A Russian hacking gang holds "the largest cache of stolen data" yet seen by cyber security experts, according to a new report and warning by Hold Security.
According to the report, the group, which doesn't actually have a name but Hold is calling "CyberVor", has amassed around 4.5 billion records of internet users, which mostly consist of stolen credentials, with some 1.2 billion of these consisting of completely unique credentials belonging to "over half a billion email addresses".
To rack up such a hoard, Hold believes CyberVor must have "robbed over 420,000 web and FTP sites".
Hold believes CyberVor began its mass-collecting spree by buying stolen credentials from other hacking groups who had acquired the data from botnets, but quickly escalated to using more advanced botnets to carry out raids via SQL injection flaws on websites all over the world, "eventually ending up with the largest cache of stolen personal information, totalling over 1.2 billion unique sets of emails and passwords", confirmed Hold.

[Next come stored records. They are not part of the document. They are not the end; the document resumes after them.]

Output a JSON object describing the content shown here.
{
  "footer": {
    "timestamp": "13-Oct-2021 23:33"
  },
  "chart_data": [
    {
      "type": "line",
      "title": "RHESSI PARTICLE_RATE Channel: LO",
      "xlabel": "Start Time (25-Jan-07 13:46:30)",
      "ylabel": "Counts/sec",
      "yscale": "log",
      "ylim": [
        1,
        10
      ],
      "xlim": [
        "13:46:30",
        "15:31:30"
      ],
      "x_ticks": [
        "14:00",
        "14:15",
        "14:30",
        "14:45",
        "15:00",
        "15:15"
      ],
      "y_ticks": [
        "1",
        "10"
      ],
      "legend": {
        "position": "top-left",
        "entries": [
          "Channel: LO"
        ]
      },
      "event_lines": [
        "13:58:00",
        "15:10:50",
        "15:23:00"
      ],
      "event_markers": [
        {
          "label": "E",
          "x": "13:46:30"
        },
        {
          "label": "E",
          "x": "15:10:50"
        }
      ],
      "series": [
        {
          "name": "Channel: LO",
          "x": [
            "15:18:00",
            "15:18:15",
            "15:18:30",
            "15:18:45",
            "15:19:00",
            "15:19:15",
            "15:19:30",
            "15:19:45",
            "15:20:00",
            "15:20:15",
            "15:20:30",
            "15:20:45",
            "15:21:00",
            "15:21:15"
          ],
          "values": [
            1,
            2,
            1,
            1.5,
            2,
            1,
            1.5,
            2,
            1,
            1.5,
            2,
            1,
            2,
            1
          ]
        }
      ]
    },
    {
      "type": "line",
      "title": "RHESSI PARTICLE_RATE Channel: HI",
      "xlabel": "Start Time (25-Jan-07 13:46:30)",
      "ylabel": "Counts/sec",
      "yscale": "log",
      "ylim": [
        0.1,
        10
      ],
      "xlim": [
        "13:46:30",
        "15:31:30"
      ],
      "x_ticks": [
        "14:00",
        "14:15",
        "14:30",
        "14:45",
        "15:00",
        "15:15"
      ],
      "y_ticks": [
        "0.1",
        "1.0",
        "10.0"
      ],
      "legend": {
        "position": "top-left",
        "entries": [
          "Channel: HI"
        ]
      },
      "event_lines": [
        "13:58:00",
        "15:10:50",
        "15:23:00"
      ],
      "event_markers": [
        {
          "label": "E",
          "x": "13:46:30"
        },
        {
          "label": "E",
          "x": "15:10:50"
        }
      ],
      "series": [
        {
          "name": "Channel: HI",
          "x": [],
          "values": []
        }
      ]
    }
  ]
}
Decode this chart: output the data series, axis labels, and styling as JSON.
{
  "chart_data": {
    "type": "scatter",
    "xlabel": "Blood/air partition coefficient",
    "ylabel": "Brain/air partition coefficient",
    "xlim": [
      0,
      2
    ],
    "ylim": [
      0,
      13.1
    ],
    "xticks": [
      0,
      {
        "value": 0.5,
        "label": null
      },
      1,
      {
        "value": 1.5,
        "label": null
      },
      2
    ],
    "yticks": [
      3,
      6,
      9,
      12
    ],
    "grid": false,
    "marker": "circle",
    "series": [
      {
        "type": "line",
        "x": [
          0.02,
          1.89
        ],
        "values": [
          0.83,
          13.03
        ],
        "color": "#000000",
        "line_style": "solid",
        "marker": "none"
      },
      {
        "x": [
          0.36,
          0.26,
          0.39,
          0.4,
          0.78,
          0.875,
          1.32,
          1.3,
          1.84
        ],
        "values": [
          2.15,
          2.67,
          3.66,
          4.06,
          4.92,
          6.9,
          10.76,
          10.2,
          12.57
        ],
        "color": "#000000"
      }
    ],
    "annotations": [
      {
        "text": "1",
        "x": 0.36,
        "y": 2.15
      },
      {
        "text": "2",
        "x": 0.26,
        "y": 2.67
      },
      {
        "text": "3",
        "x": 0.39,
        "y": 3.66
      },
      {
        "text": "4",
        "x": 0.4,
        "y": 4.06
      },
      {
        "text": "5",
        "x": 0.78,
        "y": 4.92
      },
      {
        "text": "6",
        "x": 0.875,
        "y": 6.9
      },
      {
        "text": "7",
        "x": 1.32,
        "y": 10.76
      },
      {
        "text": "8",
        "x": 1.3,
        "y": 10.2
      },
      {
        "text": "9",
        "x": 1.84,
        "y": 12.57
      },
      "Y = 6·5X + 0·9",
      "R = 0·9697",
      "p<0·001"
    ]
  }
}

Geoff Webb, senior director of solution strategy at NetIQ, has said the discovery "signals [that] we are reaching the end of the usable lifespan of the username/password combination for security".
But Mark James, a security specialist at ESET, said the way to get round such problems in future is to "not use email addresses as logins" anymore.
"Websites should give you the opportunity to use a login name that you have full control over, rather than just using the same email address across multiple sites. Of course the usual password rules apply, do not re-use the same password anywhere, make small simple changes that can be easily remembered by yourself and don't use dictionary words in your password. Even adding one or two random characters into a dictionary word can throw a brute force word search off course."
Tom Burton, a director at KPMG's cyber security practice, said he believes entirely new protection methods will need to be devised.
"The next step will be the rise of consumer-driven 'two factor authentication' using physical devices such as mobile phones to provide unique codes for each access - akin to one-time pads used by spies during the Cold War," he said.